EVARDONE EVENTUALLY became Malaya’s senior political reporter and columnist, covering the House of Representatives. Macasaet says Evardone became quite close to then House Speaker Ramon Mitra Jr., himself a former journalist.
But it was then Pangasinan congressman Oscar Orbos who in 1990 recruited Evardone to be an assistant secretary at the Department of Transportation and Communications, which Orbos had been tapped to head. Evardone also joined Orbos at the Palace when then President Corazon Aquino appointed the latter as executive secretary.
Orbos quit the Cabinet in July 1991, while Evardone went on to become a PR consultant for several companies and institutions. According to an official write-up on him, he later “set up several companies mostly in the telecommunications industry,” including one based in Hong Kong. But somehow he found his way back to politics, and ran for governor of Eastern Samar for the first time in 2004.

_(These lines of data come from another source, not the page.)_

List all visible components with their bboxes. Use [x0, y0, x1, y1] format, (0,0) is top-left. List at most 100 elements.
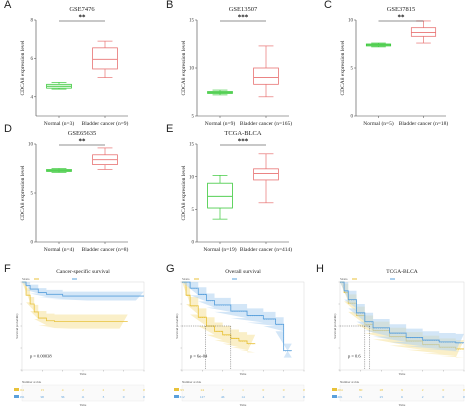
risk-count: 46	[221, 395, 225, 399]
y-tick-label: 4	[31, 96, 34, 101]
survival-curve	[340, 281, 464, 344]
significance-label: **	[79, 14, 87, 22]
risk-count: 2	[82, 388, 84, 392]
significance-label: **	[79, 138, 87, 146]
y-axis-label: CDCA8 expression level	[20, 165, 26, 220]
box-panel-a: A GSE7476 4 6 8 CDCA8 expression level Normal …	[4, 0, 129, 127]
confidence-band	[22, 282, 128, 329]
p-value: p = 0.6	[348, 354, 361, 359]
y-tick-label: 15	[189, 19, 195, 24]
y-axis-label: CDCA8 expression level	[340, 40, 346, 95]
y-axis-label: CDCA8 expression level	[181, 165, 187, 220]
x-category-label: Bladder cancer (n=8)	[82, 246, 129, 253]
x-axis-label: Time	[399, 372, 406, 376]
y-tick-label: 10	[28, 143, 34, 148]
km-panel-f: F Cancer-specific survival Strata Survival …	[4, 263, 145, 407]
p-value: p = 6e-04	[190, 354, 208, 359]
x-axis-label: Time	[80, 372, 87, 376]
chart-title: GSE65635	[68, 130, 97, 137]
risk-count: 9	[401, 388, 403, 392]
y-tick-label: 10	[348, 19, 354, 24]
risk-table-title: Number at risk	[182, 380, 202, 384]
series-low	[340, 281, 464, 352]
risk-count: 0	[143, 388, 145, 392]
y-axis-label: Survival probability	[175, 313, 179, 339]
risk-count: 1	[242, 388, 244, 392]
risk-count: 71	[359, 395, 363, 399]
y-tick-label: 5	[192, 208, 195, 213]
y-tick-label: 5	[192, 115, 195, 120]
y-tick-label: 15	[189, 143, 195, 148]
risk-count: 127	[200, 395, 206, 399]
panel-letter: D	[4, 123, 12, 135]
legend-title: Strata	[22, 277, 30, 281]
risk-count: 24	[201, 388, 205, 392]
normal-box	[46, 82, 72, 90]
chart-title: TCGA-BLCA	[224, 130, 262, 137]
risk-row-swatch-low	[332, 395, 337, 398]
series-high	[182, 281, 256, 353]
panel-letter: B	[166, 0, 173, 11]
normal-box	[46, 168, 72, 173]
panel-letter: G	[166, 263, 175, 275]
risk-count: 0	[442, 388, 444, 392]
km-panel-g: G Overall survival Strata Survival probabil…	[166, 263, 305, 407]
risk-count: 0	[123, 395, 125, 399]
normal-box	[207, 89, 233, 96]
y-tick-label: 8	[31, 19, 34, 24]
cancer-box	[410, 20, 437, 44]
risk-count: 0	[123, 388, 125, 392]
risk-table: Number at risk 93 24 7 1 0 0 0 312 127 46 14 4 0 0 Time	[174, 380, 305, 407]
risk-x-axis-label: Time	[80, 403, 87, 407]
panel-letter: A	[4, 0, 12, 11]
y-axis-label: Survival probability	[15, 313, 19, 339]
risk-count: 2	[422, 388, 424, 392]
risk-count: 0	[303, 395, 305, 399]
risk-count: 7	[222, 388, 224, 392]
cancer-box	[253, 45, 279, 98]
risk-count: 4	[262, 395, 264, 399]
risk-table-frame	[21, 384, 145, 402]
legend: Strata	[340, 277, 395, 281]
survival-curve	[22, 281, 128, 322]
risk-count: 0	[463, 388, 465, 392]
x-category-label: Normal (n=4)	[44, 246, 75, 253]
legend: Strata	[182, 277, 237, 281]
risk-count: 0	[303, 388, 305, 392]
survival-curve-dashed	[182, 282, 256, 345]
risk-count: 25	[380, 395, 384, 399]
x-category-label: Bladder cancer (n=165)	[240, 120, 292, 127]
risk-row-swatch-high	[14, 388, 19, 391]
chart-title: Overall survival	[225, 269, 261, 275]
box-panel-c: C GSE37815 0 5 10 CDCA8 expression level Norma…	[324, 0, 448, 127]
risk-count: 93	[180, 388, 184, 392]
iqr-box	[410, 27, 437, 37]
significance-label: ***	[238, 138, 249, 146]
significance-label: ***	[238, 14, 249, 22]
iqr-box	[253, 67, 279, 85]
panel-letter: C	[324, 0, 332, 11]
x-category-label: Bladder cancer (n=414)	[240, 246, 292, 253]
risk-count: 28	[380, 388, 384, 392]
x-category-label: Bladder cancer (n=9)	[82, 120, 129, 127]
risk-count: 3	[102, 395, 104, 399]
series-low	[182, 281, 292, 358]
x-axis-label: Time	[240, 372, 247, 376]
cancer-box	[253, 153, 279, 204]
y-tick-label: 5	[351, 67, 354, 72]
x-category-label: Normal (n=19)	[203, 246, 236, 253]
x-category-label: Normal (n=3)	[44, 120, 75, 127]
series-high	[22, 281, 128, 329]
y-axis-label: Survival probability	[333, 313, 337, 339]
risk-row-swatch-high	[174, 388, 179, 391]
chart-title: GSE37815	[387, 6, 416, 13]
significance-label: **	[398, 14, 406, 22]
y-tick-label: 0	[351, 115, 354, 120]
risk-table-title: Number at risk	[22, 380, 42, 384]
risk-count: 0	[442, 395, 444, 399]
risk-row-swatch-low	[14, 395, 19, 398]
km-panel-h: H TCGA-BLCA Strata Survival probability Time…	[316, 263, 465, 407]
confidence-band	[182, 282, 256, 353]
chart-title: TCGA-BLCA	[386, 269, 418, 275]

Yet Orbos seems to be less than pleased with what Evardone has achieved. Refusing to be called the governor’s mentor, he told PCIJ in a recent interview, “Excuse me. I just recruited him. After that, people walk their own walk.”
“He must have been an idealist in his younger years,” observes a media strategist of Evardone, “but he embraced politics too much.”
The governor’s former college mate, for his part, says he was not surprised at all when he heard that Evardone was somehow involved in the Palace fiasco. But he says the father of two “is a good person” who is merely trying to “survive politics” for his constituents. He adds that Evardone is the type people cling to when they are desperate.
“He won’t die for them,” says Evardone’s ex-schoolmate. “He’s too smart for that, but he will achieve the objective.”